Competitive bidding will be dead by the year 2000.
We don't think so, but Arthur Spector, managing director and manager of the public finance department of Prudential Securities, does. "I believe that the advertised sale of municipal bonds as we know it has become a relic of the past and that, by the year 2000, the advertised sale will be dead. In fact, it will be dead and forgotten," he said recently at the Northeast State Treasurers' Conference in Rockport, Maine.
If we can boil down Arthur's argument correctly, it goes like this: Negotiated bond sales have grown tremendously over the past 20 years because the projects that local governments have taken on -- housing; health care, student loans, and so on -- have expanded and become complex. At the same time, financing methods -- such as zeros, put bonds, floaters, and derivatives -- have become much more sophisticated.
To gain the confidence of investors in this increasingly elegant market, there must be good disclosure, Arthur says, and he couldn't be more correct. More and better information must be provided to the marketplace simply as a by-product of the greater complexities of modern financings.
"The notion that an issuer is well served to establish a simple structure and reduce the decision to a single bid at a single point in time is inconsistent with the increasingly volatile and dynamic nature of our markets today," he told the Northeast treasurers.
For all the truth in this argument, it forgets that massive portions of the municipal market are not sophisticated -- on purpose. Furthermore, not all Wall Street sophistication is loved across the land -- with good reason.
Grady Patterson Jr., treasurer of South Carolina, last year took a look at the competitive versus negotiated debate and said: "Remove doubt and suspicion -- sell at public auction." Michael Daun, comptroller of Milwaukee, said, "The more competition, the lower the price."
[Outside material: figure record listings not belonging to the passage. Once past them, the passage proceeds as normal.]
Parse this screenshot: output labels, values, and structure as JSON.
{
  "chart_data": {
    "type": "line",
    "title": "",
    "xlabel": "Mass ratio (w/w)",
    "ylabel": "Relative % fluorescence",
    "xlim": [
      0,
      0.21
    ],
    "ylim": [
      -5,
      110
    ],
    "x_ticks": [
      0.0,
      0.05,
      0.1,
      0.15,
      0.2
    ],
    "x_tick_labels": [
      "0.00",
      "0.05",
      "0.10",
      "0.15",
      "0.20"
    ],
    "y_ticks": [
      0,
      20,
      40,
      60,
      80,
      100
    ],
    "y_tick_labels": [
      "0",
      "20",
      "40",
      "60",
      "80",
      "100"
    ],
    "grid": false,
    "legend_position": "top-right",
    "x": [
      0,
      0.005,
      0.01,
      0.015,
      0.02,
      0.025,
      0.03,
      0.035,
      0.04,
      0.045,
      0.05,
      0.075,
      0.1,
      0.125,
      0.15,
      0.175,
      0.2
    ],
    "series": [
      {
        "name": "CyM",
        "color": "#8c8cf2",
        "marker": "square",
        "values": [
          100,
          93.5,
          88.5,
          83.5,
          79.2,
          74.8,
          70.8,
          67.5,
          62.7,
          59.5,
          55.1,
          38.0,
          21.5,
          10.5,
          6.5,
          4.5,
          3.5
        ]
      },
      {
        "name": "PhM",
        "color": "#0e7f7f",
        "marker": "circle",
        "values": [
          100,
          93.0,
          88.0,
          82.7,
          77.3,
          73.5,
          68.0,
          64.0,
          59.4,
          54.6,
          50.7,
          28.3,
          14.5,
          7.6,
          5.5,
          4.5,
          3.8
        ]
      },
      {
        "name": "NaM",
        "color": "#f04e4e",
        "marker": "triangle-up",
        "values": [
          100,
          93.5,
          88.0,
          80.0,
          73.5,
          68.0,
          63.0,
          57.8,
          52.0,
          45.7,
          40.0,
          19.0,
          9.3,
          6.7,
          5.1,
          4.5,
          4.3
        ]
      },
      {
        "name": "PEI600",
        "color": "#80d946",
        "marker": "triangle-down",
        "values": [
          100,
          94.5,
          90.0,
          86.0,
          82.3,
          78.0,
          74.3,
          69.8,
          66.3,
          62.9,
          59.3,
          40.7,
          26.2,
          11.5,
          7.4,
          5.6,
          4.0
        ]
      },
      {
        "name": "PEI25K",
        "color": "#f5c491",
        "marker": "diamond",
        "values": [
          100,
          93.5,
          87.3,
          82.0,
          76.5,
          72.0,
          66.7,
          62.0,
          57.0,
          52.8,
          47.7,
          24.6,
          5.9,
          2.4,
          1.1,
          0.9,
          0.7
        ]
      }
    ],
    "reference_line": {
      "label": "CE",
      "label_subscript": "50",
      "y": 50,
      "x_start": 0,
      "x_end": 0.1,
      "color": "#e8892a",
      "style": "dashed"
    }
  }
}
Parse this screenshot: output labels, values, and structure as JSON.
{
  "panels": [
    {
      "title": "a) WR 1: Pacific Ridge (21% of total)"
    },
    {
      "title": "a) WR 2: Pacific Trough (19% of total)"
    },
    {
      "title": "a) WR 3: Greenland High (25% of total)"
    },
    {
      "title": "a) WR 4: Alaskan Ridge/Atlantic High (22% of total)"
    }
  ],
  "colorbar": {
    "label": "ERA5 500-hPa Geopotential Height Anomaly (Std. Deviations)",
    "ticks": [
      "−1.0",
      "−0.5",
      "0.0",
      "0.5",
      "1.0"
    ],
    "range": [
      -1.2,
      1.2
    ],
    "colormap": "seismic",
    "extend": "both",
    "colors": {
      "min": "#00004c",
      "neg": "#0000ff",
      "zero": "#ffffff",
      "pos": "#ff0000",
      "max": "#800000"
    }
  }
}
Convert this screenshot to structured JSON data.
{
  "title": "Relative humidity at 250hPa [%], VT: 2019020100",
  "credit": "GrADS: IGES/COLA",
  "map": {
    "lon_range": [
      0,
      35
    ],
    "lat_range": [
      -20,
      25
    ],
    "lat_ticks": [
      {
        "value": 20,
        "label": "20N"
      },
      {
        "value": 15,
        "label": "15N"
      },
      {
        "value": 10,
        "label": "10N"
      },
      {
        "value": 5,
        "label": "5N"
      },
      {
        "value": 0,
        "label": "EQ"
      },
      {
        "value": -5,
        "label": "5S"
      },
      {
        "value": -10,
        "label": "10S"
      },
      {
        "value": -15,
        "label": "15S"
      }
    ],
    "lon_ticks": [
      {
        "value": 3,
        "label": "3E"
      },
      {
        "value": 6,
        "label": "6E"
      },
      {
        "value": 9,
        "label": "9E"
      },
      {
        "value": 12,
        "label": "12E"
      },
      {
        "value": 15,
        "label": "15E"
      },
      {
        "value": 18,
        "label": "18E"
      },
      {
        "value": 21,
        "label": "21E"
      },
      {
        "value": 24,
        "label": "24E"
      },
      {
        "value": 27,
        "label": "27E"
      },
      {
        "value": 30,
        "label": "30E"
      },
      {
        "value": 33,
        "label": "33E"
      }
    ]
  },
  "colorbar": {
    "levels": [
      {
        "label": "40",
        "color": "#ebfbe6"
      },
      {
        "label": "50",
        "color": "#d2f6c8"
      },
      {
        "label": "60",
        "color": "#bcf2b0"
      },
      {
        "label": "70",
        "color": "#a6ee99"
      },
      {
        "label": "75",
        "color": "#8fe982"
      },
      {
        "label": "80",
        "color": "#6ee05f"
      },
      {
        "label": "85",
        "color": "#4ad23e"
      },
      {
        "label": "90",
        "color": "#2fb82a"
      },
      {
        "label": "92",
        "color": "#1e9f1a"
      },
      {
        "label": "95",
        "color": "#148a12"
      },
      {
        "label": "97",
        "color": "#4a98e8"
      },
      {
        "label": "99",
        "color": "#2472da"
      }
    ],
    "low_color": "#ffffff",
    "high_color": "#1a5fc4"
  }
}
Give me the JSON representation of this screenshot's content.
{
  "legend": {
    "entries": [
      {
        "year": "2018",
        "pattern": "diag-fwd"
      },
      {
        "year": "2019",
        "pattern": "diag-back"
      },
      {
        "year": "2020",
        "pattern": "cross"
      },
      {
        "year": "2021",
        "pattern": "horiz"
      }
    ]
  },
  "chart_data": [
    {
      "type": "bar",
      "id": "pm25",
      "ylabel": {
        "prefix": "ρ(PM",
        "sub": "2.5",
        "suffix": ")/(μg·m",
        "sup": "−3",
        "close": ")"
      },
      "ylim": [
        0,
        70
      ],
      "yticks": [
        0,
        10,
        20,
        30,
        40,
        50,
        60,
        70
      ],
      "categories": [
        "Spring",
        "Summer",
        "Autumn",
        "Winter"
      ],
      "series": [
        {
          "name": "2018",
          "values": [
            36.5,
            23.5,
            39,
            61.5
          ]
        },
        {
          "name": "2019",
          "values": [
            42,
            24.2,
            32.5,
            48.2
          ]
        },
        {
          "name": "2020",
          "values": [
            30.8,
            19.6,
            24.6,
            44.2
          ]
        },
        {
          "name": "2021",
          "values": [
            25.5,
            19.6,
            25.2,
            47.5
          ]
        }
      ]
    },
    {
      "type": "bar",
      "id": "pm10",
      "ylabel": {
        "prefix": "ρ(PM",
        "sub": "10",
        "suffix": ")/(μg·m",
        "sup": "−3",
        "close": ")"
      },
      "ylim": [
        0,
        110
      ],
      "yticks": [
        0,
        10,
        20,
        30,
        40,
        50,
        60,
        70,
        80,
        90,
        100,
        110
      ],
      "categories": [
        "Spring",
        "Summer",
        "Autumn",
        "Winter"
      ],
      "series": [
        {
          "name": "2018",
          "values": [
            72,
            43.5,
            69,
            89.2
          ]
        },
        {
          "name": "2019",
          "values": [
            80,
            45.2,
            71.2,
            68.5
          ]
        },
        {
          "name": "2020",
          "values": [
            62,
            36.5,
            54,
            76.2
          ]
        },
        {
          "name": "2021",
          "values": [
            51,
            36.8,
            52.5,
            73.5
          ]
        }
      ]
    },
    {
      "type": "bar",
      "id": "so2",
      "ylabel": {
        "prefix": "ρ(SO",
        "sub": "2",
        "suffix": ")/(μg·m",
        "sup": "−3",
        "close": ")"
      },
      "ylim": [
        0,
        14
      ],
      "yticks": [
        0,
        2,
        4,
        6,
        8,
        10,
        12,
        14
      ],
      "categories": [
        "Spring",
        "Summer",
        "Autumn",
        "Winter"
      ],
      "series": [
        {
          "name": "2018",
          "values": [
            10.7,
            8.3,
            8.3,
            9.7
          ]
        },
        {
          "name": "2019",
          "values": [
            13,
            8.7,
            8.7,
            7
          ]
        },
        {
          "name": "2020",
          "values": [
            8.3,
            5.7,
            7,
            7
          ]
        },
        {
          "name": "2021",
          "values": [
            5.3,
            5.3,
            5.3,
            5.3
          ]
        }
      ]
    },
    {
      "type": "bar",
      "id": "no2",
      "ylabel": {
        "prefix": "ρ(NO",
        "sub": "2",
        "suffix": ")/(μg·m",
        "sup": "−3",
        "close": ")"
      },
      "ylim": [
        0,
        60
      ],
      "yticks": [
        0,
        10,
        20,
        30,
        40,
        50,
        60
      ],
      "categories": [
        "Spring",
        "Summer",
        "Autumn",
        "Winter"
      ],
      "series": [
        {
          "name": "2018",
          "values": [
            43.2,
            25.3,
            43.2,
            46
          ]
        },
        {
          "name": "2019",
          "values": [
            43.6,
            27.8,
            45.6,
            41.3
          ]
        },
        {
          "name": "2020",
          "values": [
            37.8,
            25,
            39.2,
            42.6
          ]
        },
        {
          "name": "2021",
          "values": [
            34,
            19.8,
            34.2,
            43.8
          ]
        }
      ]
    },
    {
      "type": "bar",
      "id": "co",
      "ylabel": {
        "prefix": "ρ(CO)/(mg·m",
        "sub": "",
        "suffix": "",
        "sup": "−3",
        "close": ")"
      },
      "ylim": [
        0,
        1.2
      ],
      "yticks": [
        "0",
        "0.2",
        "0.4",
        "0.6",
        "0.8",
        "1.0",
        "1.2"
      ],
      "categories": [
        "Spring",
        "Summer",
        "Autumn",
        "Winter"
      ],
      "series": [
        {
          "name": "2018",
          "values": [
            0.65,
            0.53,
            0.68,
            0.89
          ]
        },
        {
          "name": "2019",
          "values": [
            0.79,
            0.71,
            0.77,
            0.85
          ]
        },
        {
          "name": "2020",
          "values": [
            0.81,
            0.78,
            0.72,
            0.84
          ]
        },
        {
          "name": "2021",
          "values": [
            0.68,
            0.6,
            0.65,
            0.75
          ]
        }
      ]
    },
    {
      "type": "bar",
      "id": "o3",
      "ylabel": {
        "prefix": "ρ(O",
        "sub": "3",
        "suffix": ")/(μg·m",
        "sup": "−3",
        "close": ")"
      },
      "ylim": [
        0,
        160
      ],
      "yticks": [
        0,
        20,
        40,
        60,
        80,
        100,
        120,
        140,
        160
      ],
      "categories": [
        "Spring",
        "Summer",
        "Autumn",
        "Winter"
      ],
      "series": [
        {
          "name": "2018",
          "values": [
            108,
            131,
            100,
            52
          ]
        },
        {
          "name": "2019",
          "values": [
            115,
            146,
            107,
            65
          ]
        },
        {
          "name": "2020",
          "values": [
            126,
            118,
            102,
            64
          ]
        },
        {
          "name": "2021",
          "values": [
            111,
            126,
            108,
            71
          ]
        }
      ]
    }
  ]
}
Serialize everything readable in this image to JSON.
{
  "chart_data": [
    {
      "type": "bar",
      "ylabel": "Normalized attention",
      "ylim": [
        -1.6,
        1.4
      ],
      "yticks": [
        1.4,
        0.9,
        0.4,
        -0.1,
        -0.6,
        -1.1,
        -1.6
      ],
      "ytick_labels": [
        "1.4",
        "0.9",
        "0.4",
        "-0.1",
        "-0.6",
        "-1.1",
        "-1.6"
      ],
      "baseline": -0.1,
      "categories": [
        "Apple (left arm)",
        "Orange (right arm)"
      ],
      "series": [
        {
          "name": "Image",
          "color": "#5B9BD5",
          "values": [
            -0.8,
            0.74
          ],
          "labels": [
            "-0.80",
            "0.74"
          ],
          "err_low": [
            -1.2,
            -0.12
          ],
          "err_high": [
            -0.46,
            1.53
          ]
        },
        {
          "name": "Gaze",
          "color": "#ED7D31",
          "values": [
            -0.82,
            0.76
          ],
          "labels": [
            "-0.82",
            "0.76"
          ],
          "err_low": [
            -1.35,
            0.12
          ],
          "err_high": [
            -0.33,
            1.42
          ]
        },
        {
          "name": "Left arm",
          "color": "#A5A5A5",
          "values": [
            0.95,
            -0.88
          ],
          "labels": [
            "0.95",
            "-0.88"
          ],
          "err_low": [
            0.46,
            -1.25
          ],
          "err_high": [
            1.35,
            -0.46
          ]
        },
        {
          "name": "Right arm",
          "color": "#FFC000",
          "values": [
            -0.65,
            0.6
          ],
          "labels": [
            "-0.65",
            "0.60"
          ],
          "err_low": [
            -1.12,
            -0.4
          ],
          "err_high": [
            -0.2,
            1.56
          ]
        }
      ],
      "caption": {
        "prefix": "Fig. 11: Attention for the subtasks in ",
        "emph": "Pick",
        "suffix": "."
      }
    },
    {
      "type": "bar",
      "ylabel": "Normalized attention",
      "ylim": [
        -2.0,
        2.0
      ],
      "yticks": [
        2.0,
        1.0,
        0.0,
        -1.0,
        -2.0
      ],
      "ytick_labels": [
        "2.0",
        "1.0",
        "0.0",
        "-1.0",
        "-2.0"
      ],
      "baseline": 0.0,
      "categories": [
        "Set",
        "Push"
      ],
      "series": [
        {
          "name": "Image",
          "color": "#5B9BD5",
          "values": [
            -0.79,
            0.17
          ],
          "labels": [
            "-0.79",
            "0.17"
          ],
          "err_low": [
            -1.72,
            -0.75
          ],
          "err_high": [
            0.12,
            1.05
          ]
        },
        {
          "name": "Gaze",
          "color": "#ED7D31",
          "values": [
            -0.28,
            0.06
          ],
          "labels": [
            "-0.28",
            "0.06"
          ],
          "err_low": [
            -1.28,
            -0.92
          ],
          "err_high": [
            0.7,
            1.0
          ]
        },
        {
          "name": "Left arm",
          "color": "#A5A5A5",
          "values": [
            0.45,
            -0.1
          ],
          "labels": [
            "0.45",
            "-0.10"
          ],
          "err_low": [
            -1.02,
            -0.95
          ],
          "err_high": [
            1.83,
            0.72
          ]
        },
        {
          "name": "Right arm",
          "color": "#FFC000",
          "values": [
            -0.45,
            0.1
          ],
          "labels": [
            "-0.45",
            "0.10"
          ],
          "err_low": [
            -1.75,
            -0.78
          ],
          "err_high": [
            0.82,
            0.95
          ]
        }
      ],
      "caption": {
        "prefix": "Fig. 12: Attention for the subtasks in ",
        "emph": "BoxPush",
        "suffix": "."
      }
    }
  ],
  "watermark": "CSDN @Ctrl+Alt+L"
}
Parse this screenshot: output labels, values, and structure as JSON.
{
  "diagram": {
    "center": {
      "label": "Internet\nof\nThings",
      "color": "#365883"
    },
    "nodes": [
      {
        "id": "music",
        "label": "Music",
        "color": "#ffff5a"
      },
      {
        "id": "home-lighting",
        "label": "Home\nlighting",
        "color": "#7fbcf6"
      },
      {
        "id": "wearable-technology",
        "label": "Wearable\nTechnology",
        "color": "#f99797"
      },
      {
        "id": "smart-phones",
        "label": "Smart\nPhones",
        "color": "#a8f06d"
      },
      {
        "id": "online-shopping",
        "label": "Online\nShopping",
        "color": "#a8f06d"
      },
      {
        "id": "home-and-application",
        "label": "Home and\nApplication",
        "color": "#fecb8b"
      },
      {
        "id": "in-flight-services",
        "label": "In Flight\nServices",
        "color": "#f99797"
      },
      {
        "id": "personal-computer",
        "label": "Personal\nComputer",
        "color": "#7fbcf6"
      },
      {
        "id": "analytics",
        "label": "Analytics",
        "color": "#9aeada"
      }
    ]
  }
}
But Robert Lenna, executive director of the Maine Municipal Bond Bank, warned that restricting financing to competitive sales would only destroy opportunities for creativity and precise timing.
We love these arguments because they never end. There's truth on both sides. The Bond Buyer is biased, of course, because competitive bond-sale advertisements help pay our salaries, but that doesn't keep us from coming down four-square in favor of both kinds of bond sales.
We expect both kinds of sales to be around long after 2000, but it was still great to hear Arthur Spector make an unequivocal prediction to the contrary. No weasel-wording for him.